As of late I have been very lazy. Even today I didn’t actually get up and do anything until about 3 PM. I stayed the night over at a girl’s house and got home around 11 AM. Then started doing some work but noon rolled around and it was time for a nap. I finally got up around 2 and started putting myself together. Lately I just can’t function very well until the late afternoon creeps up. I really have no idea why this is. It is almost as if I am in some sort of mini depression or something. Aside from the possibility of a depression I know part of it is this stupid house I am remodeling. I just dread having to go over there and do any work on it.
Last year I started off working for 6 months non stop. I mean seriously I highly doubt I even took 5 days off during that time. And these were 10-12 hour days working my ass off. Since then I have subbed out almost all of the work on the rehabs I have done. This has really made me a lazy person when it comes to having to do rehab work. On my personal house though I have done almost every single bit of the work. And it has been the most labor intensive project to date. I have removed so much stuff from this house I’ve filled up Eight 30 yard dumpsters. If you don’t know how big that dumpster is it is very large. The tonnage has been probably close to 60 tons. That is just ridiculous.

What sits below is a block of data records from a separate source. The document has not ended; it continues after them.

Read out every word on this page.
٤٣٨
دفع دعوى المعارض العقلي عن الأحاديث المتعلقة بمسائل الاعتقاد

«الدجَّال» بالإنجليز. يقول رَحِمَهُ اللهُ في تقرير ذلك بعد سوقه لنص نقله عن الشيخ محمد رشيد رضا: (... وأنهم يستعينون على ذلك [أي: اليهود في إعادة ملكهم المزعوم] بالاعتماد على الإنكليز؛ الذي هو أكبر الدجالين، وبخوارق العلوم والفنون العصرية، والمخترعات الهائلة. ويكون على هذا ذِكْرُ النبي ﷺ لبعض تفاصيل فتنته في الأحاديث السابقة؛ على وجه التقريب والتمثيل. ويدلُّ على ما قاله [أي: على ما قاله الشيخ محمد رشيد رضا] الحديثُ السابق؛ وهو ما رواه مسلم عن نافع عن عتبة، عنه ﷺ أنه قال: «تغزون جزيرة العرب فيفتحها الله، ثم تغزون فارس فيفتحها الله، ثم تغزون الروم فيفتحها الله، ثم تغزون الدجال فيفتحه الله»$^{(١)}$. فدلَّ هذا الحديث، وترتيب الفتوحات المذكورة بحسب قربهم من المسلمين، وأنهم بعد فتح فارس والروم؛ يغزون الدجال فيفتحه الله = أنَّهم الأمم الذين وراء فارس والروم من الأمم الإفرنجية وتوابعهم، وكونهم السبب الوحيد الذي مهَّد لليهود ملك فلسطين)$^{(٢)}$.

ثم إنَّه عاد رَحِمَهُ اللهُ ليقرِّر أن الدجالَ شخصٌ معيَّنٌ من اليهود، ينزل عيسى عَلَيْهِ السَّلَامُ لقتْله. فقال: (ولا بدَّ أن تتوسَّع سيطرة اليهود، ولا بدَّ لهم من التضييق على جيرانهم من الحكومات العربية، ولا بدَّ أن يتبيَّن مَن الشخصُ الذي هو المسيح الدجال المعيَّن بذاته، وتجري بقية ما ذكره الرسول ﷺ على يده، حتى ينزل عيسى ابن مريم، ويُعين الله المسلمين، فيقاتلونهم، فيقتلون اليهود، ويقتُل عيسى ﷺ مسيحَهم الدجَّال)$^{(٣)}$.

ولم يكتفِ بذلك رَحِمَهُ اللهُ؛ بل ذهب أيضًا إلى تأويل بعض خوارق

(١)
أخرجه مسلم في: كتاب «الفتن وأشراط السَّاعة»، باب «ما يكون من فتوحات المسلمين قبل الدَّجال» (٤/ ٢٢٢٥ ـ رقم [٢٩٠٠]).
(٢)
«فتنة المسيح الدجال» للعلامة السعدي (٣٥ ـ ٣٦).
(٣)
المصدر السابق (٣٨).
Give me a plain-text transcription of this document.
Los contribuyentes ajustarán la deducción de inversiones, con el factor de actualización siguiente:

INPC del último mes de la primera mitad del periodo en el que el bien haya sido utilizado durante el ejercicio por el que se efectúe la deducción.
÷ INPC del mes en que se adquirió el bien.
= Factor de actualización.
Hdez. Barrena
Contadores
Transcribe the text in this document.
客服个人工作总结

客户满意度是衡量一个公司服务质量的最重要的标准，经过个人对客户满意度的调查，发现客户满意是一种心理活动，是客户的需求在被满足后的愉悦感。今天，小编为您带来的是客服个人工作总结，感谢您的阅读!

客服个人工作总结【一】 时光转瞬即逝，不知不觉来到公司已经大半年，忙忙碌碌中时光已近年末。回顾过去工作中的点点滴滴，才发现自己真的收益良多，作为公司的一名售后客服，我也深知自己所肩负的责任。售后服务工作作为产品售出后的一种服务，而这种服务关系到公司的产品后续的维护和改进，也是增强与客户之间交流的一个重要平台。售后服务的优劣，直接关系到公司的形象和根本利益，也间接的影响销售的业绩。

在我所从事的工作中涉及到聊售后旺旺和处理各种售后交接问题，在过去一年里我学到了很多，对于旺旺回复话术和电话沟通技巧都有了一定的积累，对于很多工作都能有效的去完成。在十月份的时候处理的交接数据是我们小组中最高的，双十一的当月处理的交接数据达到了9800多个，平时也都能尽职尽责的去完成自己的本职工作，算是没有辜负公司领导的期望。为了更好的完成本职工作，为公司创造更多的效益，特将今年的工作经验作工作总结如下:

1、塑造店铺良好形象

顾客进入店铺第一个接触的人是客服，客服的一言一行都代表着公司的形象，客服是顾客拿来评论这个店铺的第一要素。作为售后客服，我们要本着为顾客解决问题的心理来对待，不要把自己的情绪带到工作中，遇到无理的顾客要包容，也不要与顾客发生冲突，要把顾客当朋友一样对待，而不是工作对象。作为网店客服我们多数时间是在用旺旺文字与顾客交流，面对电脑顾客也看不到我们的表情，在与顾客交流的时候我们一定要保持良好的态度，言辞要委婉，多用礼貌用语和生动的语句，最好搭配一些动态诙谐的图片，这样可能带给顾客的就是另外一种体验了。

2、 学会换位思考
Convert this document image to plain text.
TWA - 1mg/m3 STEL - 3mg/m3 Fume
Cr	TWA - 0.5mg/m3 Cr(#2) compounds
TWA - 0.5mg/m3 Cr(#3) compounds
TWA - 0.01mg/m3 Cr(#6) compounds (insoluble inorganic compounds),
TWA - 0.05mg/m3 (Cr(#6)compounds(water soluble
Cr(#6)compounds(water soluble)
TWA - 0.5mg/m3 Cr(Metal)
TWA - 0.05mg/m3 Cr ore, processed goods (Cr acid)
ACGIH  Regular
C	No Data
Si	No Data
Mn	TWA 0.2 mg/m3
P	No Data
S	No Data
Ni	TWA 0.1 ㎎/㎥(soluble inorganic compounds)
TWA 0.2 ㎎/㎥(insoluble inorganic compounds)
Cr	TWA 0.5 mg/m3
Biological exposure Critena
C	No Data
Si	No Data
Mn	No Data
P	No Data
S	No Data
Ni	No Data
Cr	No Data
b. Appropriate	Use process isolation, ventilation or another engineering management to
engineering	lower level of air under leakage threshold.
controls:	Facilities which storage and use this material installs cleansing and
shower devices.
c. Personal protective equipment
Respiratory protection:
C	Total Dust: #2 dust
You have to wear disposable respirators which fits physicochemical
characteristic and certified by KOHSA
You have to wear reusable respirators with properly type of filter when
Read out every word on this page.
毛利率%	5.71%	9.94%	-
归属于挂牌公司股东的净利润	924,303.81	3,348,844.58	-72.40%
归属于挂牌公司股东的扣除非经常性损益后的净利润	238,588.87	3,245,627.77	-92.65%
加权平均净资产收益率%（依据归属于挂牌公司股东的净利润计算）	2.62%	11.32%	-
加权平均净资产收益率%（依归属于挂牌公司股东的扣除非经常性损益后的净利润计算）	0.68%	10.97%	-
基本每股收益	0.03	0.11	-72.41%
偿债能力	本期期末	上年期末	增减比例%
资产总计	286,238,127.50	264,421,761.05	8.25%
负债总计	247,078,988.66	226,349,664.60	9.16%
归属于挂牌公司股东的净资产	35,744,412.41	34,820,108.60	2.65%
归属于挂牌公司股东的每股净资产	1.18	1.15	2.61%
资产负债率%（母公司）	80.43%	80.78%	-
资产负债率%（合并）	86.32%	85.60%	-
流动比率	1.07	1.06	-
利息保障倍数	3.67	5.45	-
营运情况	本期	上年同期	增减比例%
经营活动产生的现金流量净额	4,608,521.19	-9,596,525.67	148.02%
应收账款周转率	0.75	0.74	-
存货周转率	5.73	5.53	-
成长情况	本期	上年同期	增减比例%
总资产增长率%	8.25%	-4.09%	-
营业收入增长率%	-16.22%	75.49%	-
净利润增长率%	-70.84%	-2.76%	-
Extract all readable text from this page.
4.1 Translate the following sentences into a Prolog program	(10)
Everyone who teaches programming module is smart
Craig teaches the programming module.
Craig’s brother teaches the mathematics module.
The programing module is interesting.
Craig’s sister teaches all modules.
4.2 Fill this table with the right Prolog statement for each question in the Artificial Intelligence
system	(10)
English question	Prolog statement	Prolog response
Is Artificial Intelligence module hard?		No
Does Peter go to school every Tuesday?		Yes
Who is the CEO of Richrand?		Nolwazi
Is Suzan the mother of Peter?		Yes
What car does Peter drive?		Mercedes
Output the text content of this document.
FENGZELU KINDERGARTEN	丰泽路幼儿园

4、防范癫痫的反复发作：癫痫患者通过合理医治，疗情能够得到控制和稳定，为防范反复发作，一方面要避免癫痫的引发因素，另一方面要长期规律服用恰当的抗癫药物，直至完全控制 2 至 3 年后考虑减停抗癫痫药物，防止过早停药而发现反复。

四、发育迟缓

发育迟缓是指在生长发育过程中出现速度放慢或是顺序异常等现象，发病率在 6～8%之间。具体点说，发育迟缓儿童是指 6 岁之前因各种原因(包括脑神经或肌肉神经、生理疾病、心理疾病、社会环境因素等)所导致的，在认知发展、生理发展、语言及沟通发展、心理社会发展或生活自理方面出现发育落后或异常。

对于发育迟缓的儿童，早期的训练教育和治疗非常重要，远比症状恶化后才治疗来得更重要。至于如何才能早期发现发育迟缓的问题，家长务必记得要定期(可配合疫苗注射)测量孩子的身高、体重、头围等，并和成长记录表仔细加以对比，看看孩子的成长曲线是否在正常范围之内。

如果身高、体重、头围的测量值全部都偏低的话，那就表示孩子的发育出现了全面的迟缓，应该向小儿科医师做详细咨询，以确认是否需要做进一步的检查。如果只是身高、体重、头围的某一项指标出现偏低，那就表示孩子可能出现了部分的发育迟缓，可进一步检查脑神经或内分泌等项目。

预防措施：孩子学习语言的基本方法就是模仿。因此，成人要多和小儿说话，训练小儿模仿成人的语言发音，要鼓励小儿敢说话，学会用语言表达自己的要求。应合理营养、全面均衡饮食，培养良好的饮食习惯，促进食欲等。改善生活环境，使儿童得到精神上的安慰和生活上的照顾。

So anyways I make myself go over there today and get some work done. I am at the stage right before you texture. A couple days ago I go up to the upstairs bathroom and rip the toilet out. When I get it out I notice the subfloor has rotted out. Great just another extra expense. But what really sucks is I have no choice but to rip the vanity out as well. A subfloor is maybe $40 but a vanity could easily cost upwards of $500. Awesome. So I rip that out and spend about a day making this room ready for texture.
Then today I go into the downstairs bathroom and just say you know what. This is the only bathroom I haven’t gutted now so guess what. Yep this room is going to be gutted as well. It just wouldn’t make sense to have one room in the entire house that wasn’t gutted. So I start messing with tearing everything out of here which leads to about 5 hours of work and I am not even done prepping the walls. I probably have another 5 hours of work tomorrow since I have quite a bit of tape and bed work.
In the middle of all of this though I got some serious thinking in. My friend always questions how I can work without a radio. It is because I want to sit there and contemplate stuff all day long in my head. I want to be one with my thoughts. And today was perfect for that. I mean not a single noise could be heard.
What really had my mind’s attention today was why am I so good when I am tipsy? On Saturday night I remember Lion comparing me to Dr. Jekyl and Mr. Hide. Making some comment about how I am so much better when I am drunk. I know it is the truth I just really hate that it is. I can’t remember exactly what he called me but it was something similar to that. I really want to change this fact. I want to be badass when I am sober.
So the first thing I thought of was tipsy me is very FRIENDLY and OUTGOING. What this means is I don’t necessarily discriminate on who I talk to. I will give you a perfect example. I remember back ohh I don’t know maybe January 4th of this year. I was at Finn and I was having a pretty good night. I was definitely being super social. Well this 8 group of girls is near me and they are having a bachlorette party. I walk right up to them and open the girl getting married. I stole her tiara and put it on. About half of the group was totally into me at this point. The other half in the back could see everything going on as well. Now nothing happened with anyone in this group but guess what happens next. A blonde who could clearly see this entire interaction going on proximities me. When I am done with the group I immediately open her and eventually close her.
The next thing I realized was that tipsy me pays absolutely no attention to the OUTCOME. I will explain this just incase you have no idea what I mean. If you are not reliant on what the outcome may be you typically will do better. Your demeanor just works better for you. Now of course there should always be the intention of closing in some manner. But if you know that you have no worries if nothing comes of the set then you win. Sober me would look at a 2 set of hotties and think all sorts of crazy thoughts. For example I might say to myself well I really don’t want to open them because I come here a lot and I might see them again. Or I might think man I don’t know I’m just not feeling it and I don’t think I can get them. Yeah I think retarded shit like that when I am sober. It is hard to do but remember you are the mother fucking prize. You are the most badass person on the planet. These girls are nothing. If you can internalize that statement right there you are already at least 7.23432% better at this game.
I really need to bring either a recorder with me or start jotting down notes. I think about stuff all day while I’m working and driving. I know I had other things to mention about sober vs. tipsy me. Some day I need to just write out an entire post comparing the two instead of breaking them down in different posts. Ohh well for now this is it. I know there are other things that differ and when I remember them I will surely write about them.